Barebones Productions gives A Steady Rain the spare, tight exposition that it needs. Directed by Melissa Martin, Keith Huff's 2007 police melodrama features two excellent actors hurtling through the past and the present in an often breathtaking ride.
To be honest, the bare bones of the story are a bit hackneyed: Two kids from the wrong side of the tracks grow up together and stay close as adults, with somewhat differing interpretations of the law, but the love of the same woman. (How many times did we see Cagney or Gable do this?) A tussle with "political correctness" updates the tale from its black-and-white cinema days.
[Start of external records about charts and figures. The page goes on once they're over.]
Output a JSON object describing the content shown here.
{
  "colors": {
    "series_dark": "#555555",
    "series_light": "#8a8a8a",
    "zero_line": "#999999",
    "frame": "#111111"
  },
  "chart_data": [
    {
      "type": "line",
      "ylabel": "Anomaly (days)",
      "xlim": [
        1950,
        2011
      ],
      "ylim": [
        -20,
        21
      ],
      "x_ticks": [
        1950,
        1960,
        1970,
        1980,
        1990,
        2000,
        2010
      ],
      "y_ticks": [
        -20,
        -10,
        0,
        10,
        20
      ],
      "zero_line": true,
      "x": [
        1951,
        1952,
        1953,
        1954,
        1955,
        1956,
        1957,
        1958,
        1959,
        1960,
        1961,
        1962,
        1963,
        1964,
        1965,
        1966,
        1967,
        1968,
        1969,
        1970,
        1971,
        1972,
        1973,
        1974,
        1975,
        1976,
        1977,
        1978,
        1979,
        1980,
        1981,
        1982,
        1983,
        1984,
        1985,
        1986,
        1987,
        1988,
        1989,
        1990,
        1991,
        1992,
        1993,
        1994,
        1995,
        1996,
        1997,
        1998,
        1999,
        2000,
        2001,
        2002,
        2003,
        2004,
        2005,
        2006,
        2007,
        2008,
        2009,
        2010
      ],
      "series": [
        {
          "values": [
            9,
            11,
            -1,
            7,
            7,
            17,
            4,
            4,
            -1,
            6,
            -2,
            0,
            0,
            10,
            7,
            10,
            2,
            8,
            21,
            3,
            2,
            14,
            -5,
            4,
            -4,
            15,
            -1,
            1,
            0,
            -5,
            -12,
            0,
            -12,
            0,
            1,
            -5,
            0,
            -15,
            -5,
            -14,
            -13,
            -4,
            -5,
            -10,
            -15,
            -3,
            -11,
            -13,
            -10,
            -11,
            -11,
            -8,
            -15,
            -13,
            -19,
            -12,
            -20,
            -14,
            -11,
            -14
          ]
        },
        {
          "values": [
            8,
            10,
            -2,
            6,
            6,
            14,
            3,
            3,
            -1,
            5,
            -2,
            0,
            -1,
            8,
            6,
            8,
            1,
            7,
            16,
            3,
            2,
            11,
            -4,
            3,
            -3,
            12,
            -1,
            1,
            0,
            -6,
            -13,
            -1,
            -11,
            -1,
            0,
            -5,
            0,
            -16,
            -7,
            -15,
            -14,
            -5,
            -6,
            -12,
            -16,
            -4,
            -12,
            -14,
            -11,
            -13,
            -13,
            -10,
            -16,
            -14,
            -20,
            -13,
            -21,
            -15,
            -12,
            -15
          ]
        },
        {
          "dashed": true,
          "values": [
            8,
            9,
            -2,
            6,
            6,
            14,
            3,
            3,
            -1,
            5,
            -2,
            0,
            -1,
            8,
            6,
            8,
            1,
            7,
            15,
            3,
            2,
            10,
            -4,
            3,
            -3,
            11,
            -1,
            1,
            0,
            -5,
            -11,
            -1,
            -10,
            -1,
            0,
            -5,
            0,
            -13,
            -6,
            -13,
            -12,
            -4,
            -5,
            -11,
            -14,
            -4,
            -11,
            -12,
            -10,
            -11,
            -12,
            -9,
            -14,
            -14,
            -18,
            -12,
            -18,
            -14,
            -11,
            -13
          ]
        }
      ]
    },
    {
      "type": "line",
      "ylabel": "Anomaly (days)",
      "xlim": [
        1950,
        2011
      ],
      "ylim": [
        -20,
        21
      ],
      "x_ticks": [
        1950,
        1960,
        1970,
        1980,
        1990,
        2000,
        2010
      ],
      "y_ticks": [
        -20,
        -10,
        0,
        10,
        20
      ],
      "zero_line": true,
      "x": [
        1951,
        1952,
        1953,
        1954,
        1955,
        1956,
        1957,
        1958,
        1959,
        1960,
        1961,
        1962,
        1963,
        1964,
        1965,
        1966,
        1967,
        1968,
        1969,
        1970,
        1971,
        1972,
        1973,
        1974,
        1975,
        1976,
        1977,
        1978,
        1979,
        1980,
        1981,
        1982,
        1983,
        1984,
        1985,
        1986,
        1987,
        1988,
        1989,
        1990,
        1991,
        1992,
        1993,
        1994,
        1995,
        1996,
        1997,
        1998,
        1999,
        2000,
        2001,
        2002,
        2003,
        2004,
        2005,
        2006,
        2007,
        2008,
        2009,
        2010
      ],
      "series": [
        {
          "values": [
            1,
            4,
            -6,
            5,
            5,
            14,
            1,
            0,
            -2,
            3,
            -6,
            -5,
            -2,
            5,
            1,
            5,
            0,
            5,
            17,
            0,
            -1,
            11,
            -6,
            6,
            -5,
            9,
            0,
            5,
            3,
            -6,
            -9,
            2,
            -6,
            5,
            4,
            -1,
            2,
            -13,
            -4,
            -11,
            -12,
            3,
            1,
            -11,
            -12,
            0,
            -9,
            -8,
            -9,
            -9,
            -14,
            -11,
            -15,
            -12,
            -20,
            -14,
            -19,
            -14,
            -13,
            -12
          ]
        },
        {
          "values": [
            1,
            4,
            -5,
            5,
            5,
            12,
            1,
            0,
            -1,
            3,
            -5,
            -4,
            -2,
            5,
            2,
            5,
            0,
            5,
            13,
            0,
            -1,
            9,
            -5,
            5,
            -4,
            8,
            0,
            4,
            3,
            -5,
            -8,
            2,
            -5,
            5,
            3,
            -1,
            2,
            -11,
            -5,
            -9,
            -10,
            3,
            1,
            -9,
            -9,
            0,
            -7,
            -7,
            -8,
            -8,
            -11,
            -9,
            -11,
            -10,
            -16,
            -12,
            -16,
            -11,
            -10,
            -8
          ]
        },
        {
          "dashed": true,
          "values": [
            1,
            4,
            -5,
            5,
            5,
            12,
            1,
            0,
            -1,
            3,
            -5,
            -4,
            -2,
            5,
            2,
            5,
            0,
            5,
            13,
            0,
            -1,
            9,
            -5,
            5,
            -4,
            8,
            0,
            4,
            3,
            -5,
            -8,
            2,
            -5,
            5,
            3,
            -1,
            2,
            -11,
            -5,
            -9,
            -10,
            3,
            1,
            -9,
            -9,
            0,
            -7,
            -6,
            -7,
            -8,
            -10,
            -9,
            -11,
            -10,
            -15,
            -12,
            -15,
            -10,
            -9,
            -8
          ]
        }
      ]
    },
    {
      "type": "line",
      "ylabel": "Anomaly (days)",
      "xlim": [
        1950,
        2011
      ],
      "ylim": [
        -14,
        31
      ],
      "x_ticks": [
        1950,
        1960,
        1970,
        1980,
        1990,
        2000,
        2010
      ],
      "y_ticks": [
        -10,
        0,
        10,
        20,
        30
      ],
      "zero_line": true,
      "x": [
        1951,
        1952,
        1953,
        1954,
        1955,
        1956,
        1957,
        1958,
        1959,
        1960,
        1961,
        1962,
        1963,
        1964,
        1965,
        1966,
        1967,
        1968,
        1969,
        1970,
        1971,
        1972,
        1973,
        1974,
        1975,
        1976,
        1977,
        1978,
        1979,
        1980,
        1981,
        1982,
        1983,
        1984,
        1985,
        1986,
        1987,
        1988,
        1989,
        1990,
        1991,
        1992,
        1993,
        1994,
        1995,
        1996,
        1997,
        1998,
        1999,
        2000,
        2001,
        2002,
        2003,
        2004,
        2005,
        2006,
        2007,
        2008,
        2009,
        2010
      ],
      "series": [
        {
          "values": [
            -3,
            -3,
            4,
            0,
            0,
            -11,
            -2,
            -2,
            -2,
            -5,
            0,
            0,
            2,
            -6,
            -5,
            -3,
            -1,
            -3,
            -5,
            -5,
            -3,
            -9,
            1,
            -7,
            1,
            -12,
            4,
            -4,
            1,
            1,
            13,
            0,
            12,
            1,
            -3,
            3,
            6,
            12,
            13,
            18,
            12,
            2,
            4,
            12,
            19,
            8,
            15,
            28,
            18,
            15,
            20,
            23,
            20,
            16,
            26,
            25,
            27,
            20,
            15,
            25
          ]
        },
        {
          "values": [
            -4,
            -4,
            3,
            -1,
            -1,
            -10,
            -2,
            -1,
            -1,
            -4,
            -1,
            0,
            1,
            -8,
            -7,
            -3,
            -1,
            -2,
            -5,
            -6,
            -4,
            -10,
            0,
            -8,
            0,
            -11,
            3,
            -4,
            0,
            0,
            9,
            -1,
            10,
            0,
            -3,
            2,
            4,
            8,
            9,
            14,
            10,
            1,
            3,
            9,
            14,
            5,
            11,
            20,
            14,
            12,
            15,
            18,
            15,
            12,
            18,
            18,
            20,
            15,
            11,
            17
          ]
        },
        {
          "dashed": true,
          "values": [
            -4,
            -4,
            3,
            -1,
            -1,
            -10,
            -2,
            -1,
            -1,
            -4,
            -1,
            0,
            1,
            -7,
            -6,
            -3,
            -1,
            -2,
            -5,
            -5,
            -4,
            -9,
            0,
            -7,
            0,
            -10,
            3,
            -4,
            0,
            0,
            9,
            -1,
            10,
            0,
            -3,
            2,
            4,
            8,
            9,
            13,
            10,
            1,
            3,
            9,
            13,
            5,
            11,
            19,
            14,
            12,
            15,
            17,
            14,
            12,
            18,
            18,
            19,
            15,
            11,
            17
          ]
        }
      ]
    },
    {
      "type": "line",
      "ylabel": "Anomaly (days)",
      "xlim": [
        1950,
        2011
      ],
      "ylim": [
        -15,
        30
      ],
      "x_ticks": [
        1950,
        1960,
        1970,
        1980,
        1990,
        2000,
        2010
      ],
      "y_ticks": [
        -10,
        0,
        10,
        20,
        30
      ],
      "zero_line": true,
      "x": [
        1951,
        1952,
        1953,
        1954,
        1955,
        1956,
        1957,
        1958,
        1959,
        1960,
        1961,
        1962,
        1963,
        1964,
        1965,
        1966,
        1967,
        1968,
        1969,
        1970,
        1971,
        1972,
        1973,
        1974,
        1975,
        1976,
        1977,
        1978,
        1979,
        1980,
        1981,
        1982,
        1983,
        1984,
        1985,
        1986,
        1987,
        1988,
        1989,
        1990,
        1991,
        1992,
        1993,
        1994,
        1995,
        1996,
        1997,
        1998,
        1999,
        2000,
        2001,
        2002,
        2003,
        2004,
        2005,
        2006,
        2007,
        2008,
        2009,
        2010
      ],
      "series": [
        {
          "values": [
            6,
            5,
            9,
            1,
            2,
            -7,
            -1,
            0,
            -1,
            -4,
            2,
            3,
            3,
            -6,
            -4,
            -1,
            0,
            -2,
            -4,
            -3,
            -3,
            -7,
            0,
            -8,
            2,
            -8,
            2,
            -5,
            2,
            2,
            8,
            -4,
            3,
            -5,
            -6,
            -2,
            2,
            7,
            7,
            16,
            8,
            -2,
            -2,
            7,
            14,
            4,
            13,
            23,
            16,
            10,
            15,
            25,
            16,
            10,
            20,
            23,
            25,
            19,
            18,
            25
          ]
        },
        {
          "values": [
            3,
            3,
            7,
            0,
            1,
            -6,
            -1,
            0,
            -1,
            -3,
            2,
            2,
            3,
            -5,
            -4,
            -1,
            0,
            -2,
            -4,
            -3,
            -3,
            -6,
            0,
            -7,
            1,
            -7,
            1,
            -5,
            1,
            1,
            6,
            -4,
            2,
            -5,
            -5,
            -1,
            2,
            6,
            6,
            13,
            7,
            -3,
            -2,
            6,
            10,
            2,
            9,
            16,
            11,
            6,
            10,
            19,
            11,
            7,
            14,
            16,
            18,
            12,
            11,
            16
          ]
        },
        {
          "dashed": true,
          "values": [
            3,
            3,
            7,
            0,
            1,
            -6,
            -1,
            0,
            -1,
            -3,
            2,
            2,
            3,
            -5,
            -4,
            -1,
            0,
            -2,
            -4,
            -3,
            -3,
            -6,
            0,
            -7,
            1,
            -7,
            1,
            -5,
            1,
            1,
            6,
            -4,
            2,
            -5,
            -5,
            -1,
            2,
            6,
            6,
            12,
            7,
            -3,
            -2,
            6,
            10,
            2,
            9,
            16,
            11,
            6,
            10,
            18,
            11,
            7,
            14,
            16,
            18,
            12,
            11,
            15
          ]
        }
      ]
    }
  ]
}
But it's the quality of Huff's dialogue, and its interpretation by Patrick Jordan and David Whalen, that makes Rain a must-see.
Jordan, barebones founder and artistic director, portrays Denny, the dominant partner and unrepentant bigot. (Really, it's a compliment to say that Jordan does great asshole.) As Joey, the overshadowed "good cop," Whalen tries to put his missteps behind him and to face the future more sensibly and optimistically. But the buddies' rapidly fraying friendship was built on a lie that won't hold anymore. Denny's relationships with his family, his job and reality in general are falling apart, while Joey's loyalties go into self-contradiction mode.
Potential spoilers follow: The setting is Chicago in a year that could well be 1991, before everyone had cellphones and when Milwaukee's cannibal/killer Jeffrey Dahmer was not yet a legend. For audiences invested in the police characterizations of Law and Order, etc., Rain is a richly credible tale of how two officers could get so messed up in their personal problems that they make an irreversibly horrible mistake on the job. Disaster ensues. Catharsis follows climax. (In reality, the beat cops who handed a screaming, terrified Asian-American kid back to the blond, blue-eyed serial killer laughed about what they saw as a homosexual "domestic incident." And, yes, they were fired — but later both were reinstated.)
Cops and actors make a classic combination. A Steady Rain presents one of the best.